Lê-se no Correio Braziliense (e não o é a primeira vez que se ver este tipo de notícia) que pacientes irritados com a demora no atendimento na UPA do Recanto das Emas depredaram a unidade, desencadeando também uma briga com vigilantes que tentavam conter o tumulto. O saldo foi de portas quebradas, equipamentos jogados no chão, gritaria e desespero, com um segurança agredindo um homem que supostamente segurava no colo uma criança autista.

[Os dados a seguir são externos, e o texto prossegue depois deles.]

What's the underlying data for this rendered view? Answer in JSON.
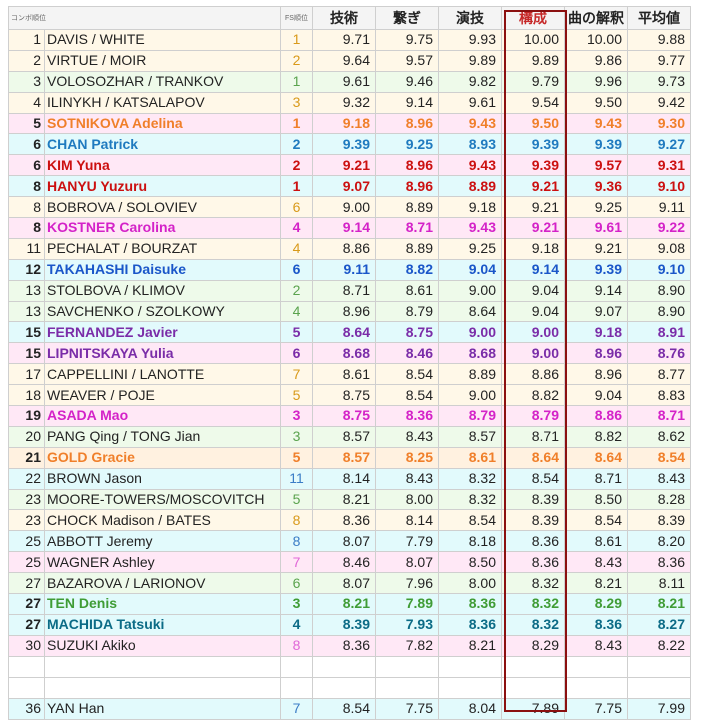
{
  "header": {
    "rank": "コンボ順位",
    "fs": "FS順位",
    "cols": [
      "技術",
      "繋ぎ",
      "演技",
      "構成",
      "曲の解釈",
      "平均値"
    ]
  },
  "colors": {
    "bg_yellow": "#fff8e8",
    "bg_green": "#eefaea",
    "bg_pink": "#ffe8f6",
    "bg_cyan": "#e2fafc",
    "bg_orange": "#fff1e0",
    "bg_violet": "#f4ecfb",
    "bg_white": "#ffffff",
    "t_orange": "#f07f2a",
    "t_blue": "#1f7abf",
    "t_red": "#cc1010",
    "t_magenta": "#d422c8",
    "t_navy": "#1a56c9",
    "t_purple": "#7a2ca8",
    "t_green": "#3f9c35",
    "t_teal": "#0b6b86",
    "t_pinkfs": "#e066d8",
    "t_goldfs": "#d99a1a",
    "t_greenfs": "#5aa34e",
    "t_bluefs": "#3a7cc6"
  },
  "rows": [
    {
      "rank": "1",
      "name": "DAVIS / WHITE",
      "fs": "1",
      "v": [
        "9.71",
        "9.75",
        "9.93",
        "10.00",
        "10.00",
        "9.88"
      ],
      "bg": "bg_yellow",
      "fsc": "t_goldfs"
    },
    {
      "rank": "2",
      "name": "VIRTUE / MOIR",
      "fs": "2",
      "v": [
        "9.64",
        "9.57",
        "9.89",
        "9.89",
        "9.86",
        "9.77"
      ],
      "bg": "bg_yellow",
      "fsc": "t_goldfs"
    },
    {
      "rank": "3",
      "name": "VOLOSOZHAR / TRANKOV",
      "fs": "1",
      "v": [
        "9.61",
        "9.46",
        "9.82",
        "9.79",
        "9.96",
        "9.73"
      ],
      "bg": "bg_green",
      "fsc": "t_greenfs"
    },
    {
      "rank": "4",
      "name": "ILINYKH / KATSALAPOV",
      "fs": "3",
      "v": [
        "9.32",
        "9.14",
        "9.61",
        "9.54",
        "9.50",
        "9.42"
      ],
      "bg": "bg_yellow",
      "fsc": "t_goldfs"
    },
    {
      "rank": "5",
      "name": "SOTNIKOVA Adelina",
      "fs": "1",
      "v": [
        "9.18",
        "8.96",
        "9.43",
        "9.50",
        "9.43",
        "9.30"
      ],
      "bg": "bg_pink",
      "tc": "t_orange",
      "bold": true
    },
    {
      "rank": "6",
      "name": "CHAN Patrick",
      "fs": "2",
      "v": [
        "9.39",
        "9.25",
        "8.93",
        "9.39",
        "9.39",
        "9.27"
      ],
      "bg": "bg_cyan",
      "tc": "t_blue",
      "bold": true
    },
    {
      "rank": "6",
      "name": "KIM Yuna",
      "fs": "2",
      "v": [
        "9.21",
        "8.96",
        "9.43",
        "9.39",
        "9.57",
        "9.31"
      ],
      "bg": "bg_pink",
      "tc": "t_red",
      "bold": true
    },
    {
      "rank": "8",
      "name": "HANYU Yuzuru",
      "fs": "1",
      "v": [
        "9.07",
        "8.96",
        "8.89",
        "9.21",
        "9.36",
        "9.10"
      ],
      "bg": "bg_cyan",
      "tc": "t_red",
      "bold": true
    },
    {
      "rank": "8",
      "name": "BOBROVA / SOLOVIEV",
      "fs": "6",
      "v": [
        "9.00",
        "8.89",
        "9.18",
        "9.21",
        "9.25",
        "9.11"
      ],
      "bg": "bg_yellow",
      "fsc": "t_goldfs"
    },
    {
      "rank": "8",
      "name": "KOSTNER Carolina",
      "fs": "4",
      "v": [
        "9.14",
        "8.71",
        "9.43",
        "9.21",
        "9.61",
        "9.22"
      ],
      "bg": "bg_pink",
      "tc": "t_magenta",
      "bold": true
    },
    {
      "rank": "11",
      "name": "PECHALAT / BOURZAT",
      "fs": "4",
      "v": [
        "8.86",
        "8.89",
        "9.25",
        "9.18",
        "9.21",
        "9.08"
      ],
      "bg": "bg_yellow",
      "fsc": "t_goldfs"
    },
    {
      "rank": "12",
      "name": "TAKAHASHI Daisuke",
      "fs": "6",
      "v": [
        "9.11",
        "8.82",
        "9.04",
        "9.14",
        "9.39",
        "9.10"
      ],
      "bg": "bg_cyan",
      "tc": "t_navy",
      "bold": true
    },
    {
      "rank": "13",
      "name": "STOLBOVA / KLIMOV",
      "fs": "2",
      "v": [
        "8.71",
        "8.61",
        "9.00",
        "9.04",
        "9.14",
        "8.90"
      ],
      "bg": "bg_green",
      "fsc": "t_greenfs"
    },
    {
      "rank": "13",
      "name": "SAVCHENKO / SZOLKOWY",
      "fs": "4",
      "v": [
        "8.96",
        "8.79",
        "8.64",
        "9.04",
        "9.07",
        "8.90"
      ],
      "bg": "bg_green",
      "fsc": "t_greenfs"
    },
    {
      "rank": "15",
      "name": "FERNANDEZ Javier",
      "fs": "5",
      "v": [
        "8.64",
        "8.75",
        "9.00",
        "9.00",
        "9.18",
        "8.91"
      ],
      "bg": "bg_cyan",
      "tc": "t_purple",
      "bold": true
    },
    {
      "rank": "15",
      "name": "LIPNITSKAYA Yulia",
      "fs": "6",
      "v": [
        "8.68",
        "8.46",
        "8.68",
        "9.00",
        "8.96",
        "8.76"
      ],
      "bg": "bg_pink",
      "tc": "t_purple",
      "bold": true
    },
    {
      "rank": "17",
      "name": "CAPPELLINI / LANOTTE",
      "fs": "7",
      "v": [
        "8.61",
        "8.54",
        "8.89",
        "8.86",
        "8.96",
        "8.77"
      ],
      "bg": "bg_yellow",
      "fsc": "t_goldfs"
    },
    {
      "rank": "18",
      "name": "WEAVER / POJE",
      "fs": "5",
      "v": [
        "8.75",
        "8.54",
        "9.00",
        "8.82",
        "9.04",
        "8.83"
      ],
      "bg": "bg_yellow",
      "fsc": "t_goldfs"
    },
    {
      "rank": "19",
      "name": "ASADA Mao",
      "fs": "3",
      "v": [
        "8.75",
        "8.36",
        "8.79",
        "8.79",
        "8.86",
        "8.71"
      ],
      "bg": "bg_pink",
      "tc": "t_magenta",
      "bold": true
    },
    {
      "rank": "20",
      "name": "PANG Qing / TONG Jian",
      "fs": "3",
      "v": [
        "8.57",
        "8.43",
        "8.57",
        "8.71",
        "8.82",
        "8.62"
      ],
      "bg": "bg_green",
      "fsc": "t_greenfs"
    },
    {
      "rank": "21",
      "name": "GOLD Gracie",
      "fs": "5",
      "v": [
        "8.57",
        "8.25",
        "8.61",
        "8.64",
        "8.64",
        "8.54"
      ],
      "bg": "bg_orange",
      "tc": "t_orange",
      "bold": true
    },
    {
      "rank": "22",
      "name": "BROWN Jason",
      "fs": "11",
      "v": [
        "8.14",
        "8.43",
        "8.32",
        "8.54",
        "8.71",
        "8.43"
      ],
      "bg": "bg_cyan",
      "fsc": "t_bluefs"
    },
    {
      "rank": "23",
      "name": "MOORE-TOWERS/MOSCOVITCH",
      "fs": "5",
      "v": [
        "8.21",
        "8.00",
        "8.32",
        "8.39",
        "8.50",
        "8.28"
      ],
      "bg": "bg_green",
      "fsc": "t_greenfs"
    },
    {
      "rank": "23",
      "name": "CHOCK Madison / BATES",
      "fs": "8",
      "v": [
        "8.36",
        "8.14",
        "8.54",
        "8.39",
        "8.54",
        "8.39"
      ],
      "bg": "bg_yellow",
      "fsc": "t_goldfs"
    },
    {
      "rank": "25",
      "name": "ABBOTT Jeremy",
      "fs": "8",
      "v": [
        "8.07",
        "7.79",
        "8.18",
        "8.36",
        "8.61",
        "8.20"
      ],
      "bg": "bg_cyan",
      "fsc": "t_bluefs"
    },
    {
      "rank": "25",
      "name": "WAGNER Ashley",
      "fs": "7",
      "v": [
        "8.46",
        "8.07",
        "8.50",
        "8.36",
        "8.43",
        "8.36"
      ],
      "bg": "bg_pink",
      "fsc": "t_pinkfs"
    },
    {
      "rank": "27",
      "name": "BAZAROVA / LARIONOV",
      "fs": "6",
      "v": [
        "8.07",
        "7.96",
        "8.00",
        "8.32",
        "8.21",
        "8.11"
      ],
      "bg": "bg_green",
      "fsc": "t_greenfs"
    },
    {
      "rank": "27",
      "name": "TEN Denis",
      "fs": "3",
      "v": [
        "8.21",
        "7.89",
        "8.36",
        "8.32",
        "8.29",
        "8.21"
      ],
      "bg": "bg_cyan",
      "tc": "t_green",
      "bold": true
    },
    {
      "rank": "27",
      "name": "MACHIDA Tatsuki",
      "fs": "4",
      "v": [
        "8.39",
        "7.93",
        "8.36",
        "8.32",
        "8.36",
        "8.27"
      ],
      "bg": "bg_cyan",
      "tc": "t_teal",
      "bold": true
    },
    {
      "rank": "30",
      "name": "SUZUKI Akiko",
      "fs": "8",
      "v": [
        "8.36",
        "7.82",
        "8.21",
        "8.29",
        "8.43",
        "8.22"
      ],
      "bg": "bg_pink",
      "fsc": "t_pinkfs"
    },
    {
      "empty": true
    },
    {
      "empty": true
    },
    {
      "rank": "36",
      "name": "YAN Han",
      "fs": "7",
      "v": [
        "8.54",
        "7.75",
        "8.04",
        "7.89",
        "7.75",
        "7.99"
      ],
      "bg": "bg_cyan",
      "fsc": "t_bluefs"
    }
  ]
}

Um ou dois dias depois disso, ouço notícia na CBN sobre a agressão sofrida por uma professora, por parte da mãe e da avó de uma criança, dentro da sala de aula de uma escola pública aqui no DF. Diriam alguns que isso é o resultado do acúmulo de falhas que não só tais estabelecimentos, mas os serviços públicos como um todo apresentam, despertando a justa ira da população. Outros, entretanto, responsabilizariam os próprios usuários, que seriam incapazes de compreender as dificuldades dos serviços e mesmo a lógica de atendimento, partindo para a agressão física contra pessoas que estão ali para ajudar. Nem tanto ao mar, nem tanto à terra. Acontecimentos assim exigem um mínimo de reflexão, principalmente por serem repetitivos, sem perder de vista a necessária isenção de ânimo. Vamos lá…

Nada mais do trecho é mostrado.